EXODUS
Pleasures Of The Flesh
Etichetta: Combat
Anno: 1987
Durata: 46 min
Genere: thrash
Eccoci qui di fronte alla seconda fatica dei
thrashers Exodus! Sono passati circa tre anni dallo storico esordio "Bonded By
Blood" e alcune cose sono cambiate! Prima fra tutte il cantante: non c'è più
Paul Baloff dietro al microfono e il suo posto viene preso dall'ex Legacy (e
poi Testament) Steve "Zetro" Souza! E anche la musica del gruppo si modifica minimamente: il loro thrash appare meno d'impatto e più ragionato! Non
immaginatevi però di essere di fronte ad un gruppo di signorine; gli Exodus sono
sempre gli Exodus, solo che non assaltano più frontalmente l'ascoltatore, come capitava
nell'esordio, ma preferiscono circondarlo e poi stenderlo! Io
considero questo come una sorta di album di transizione per il gruppo
californiano: sicuramente il cambio di cantante ha il suo peso, nonostante Zetro
sia un singer che ben si adatta al sound proposto dalla band! La qualità dei
pezzi è sicuramente inferiore all'esordio, ma anche al successivo album
"Fabulous Disaster" (anch'esso recensito questa settimana), e solo alcuni brani
fanno saltare sulla sedia l'ascoltatore! Ottima l'opener "Deranged" in cui
spicca la voce gracchiante di Souza, alla quale fa da sfondo la compattezza
ritmica della band! Si prosegue bene con "'Till Death Do Us Part", futuro
classico della band dal vivo e classico pezzo dal riffone thrash!!! Le
caratteristiche sonore della band sono mantenute in tutto e per tutto: riffoni thrashiusi a tutt'andare, assoli veloci e taglienti, basso e batteria che
lavorano in perfetta sincronia e voce grezza al punto giusto! Questa è la formula
degli Exodus! Nessuna sorpresa, ma nessuno le ama poi troppo le sorprese!!!
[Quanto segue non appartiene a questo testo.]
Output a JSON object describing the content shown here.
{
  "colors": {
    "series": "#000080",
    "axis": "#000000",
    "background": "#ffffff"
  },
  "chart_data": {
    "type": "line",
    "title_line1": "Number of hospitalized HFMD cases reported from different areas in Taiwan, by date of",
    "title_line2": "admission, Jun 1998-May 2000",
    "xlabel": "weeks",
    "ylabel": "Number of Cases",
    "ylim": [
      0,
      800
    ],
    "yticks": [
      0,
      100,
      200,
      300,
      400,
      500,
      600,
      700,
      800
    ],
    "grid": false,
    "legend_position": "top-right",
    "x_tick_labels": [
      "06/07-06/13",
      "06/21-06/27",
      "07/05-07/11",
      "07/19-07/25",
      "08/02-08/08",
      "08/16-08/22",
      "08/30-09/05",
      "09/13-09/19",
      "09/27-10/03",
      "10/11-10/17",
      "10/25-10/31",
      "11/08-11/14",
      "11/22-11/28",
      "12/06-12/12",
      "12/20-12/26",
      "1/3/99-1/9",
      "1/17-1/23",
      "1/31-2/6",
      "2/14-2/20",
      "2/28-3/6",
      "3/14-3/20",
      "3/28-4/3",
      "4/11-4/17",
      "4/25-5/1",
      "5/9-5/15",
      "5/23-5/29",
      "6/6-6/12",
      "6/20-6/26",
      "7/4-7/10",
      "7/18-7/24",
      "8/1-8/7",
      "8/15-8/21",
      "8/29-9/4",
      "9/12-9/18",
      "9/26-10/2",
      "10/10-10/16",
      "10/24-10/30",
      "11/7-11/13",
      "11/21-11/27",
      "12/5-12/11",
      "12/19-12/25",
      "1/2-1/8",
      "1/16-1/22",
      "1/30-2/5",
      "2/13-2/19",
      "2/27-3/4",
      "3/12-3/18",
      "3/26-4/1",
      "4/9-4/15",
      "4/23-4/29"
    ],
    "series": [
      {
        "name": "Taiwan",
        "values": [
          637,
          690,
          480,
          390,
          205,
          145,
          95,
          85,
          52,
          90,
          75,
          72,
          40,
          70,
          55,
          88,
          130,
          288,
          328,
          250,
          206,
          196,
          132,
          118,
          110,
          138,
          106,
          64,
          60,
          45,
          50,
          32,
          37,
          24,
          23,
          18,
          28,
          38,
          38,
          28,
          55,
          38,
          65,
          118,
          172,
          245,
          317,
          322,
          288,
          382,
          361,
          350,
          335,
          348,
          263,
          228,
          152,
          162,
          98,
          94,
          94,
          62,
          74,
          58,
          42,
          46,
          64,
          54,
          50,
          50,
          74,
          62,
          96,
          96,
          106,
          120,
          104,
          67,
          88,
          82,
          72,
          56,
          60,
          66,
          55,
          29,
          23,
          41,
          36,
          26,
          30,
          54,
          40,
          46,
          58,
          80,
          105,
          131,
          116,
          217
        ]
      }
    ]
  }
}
Bella anche "Brain Dead", thrash come si deve fare!!! Del lato B (ho il vinile)
segnalerei la title track "Pleasures Of The Flesh" e "Chemi-kill", entrambe
molto belle e intricate, ma lineari e "orecchiabili" allo stesso tempo! Non c'è
niente di nuovo in quest'album, ma va benissimo così! Gli Exodus ripropongono
più o meno quanto mostrato nell'esordio, fatto salvo per quelle due cosette che
ho detto all'inizio di recensione! Io considero questo dischetto uno dei meno
riusciti della loro produzione! Badate bene, non è un album di merda, anzi, ha
dei pezzi davvero carini! E' solo che viene dopo un esordio indimenticabile e
prima di un terzo album, a mio avviso superiore! Ma si tratta comunque di un
album che fa la sua figura! Consigliato per i thrashers sfegatati che non si
perdono niente, per gli altri consiglierei album differenti!
(EvilEnry - Agosto 2002)
Voto: 7.5
Preferisco sicuramente "Bonded By Blood" e "Fabulous Disaster", ma pure questo album è figo, e merita di fare parte della collezione di ogni thrasher che si rispetti, visto anche che è in vendita la ristampa su CD a mid-price.
(teonzo - Agosto 2002)
Voto: 8
Gli Exodus non mi hanno mai convinto appieno, i
loro dischi li trovo incompleti, manca sempre qualcosa per poterli definire
ottimi album, questo è il più incompleto di tutti.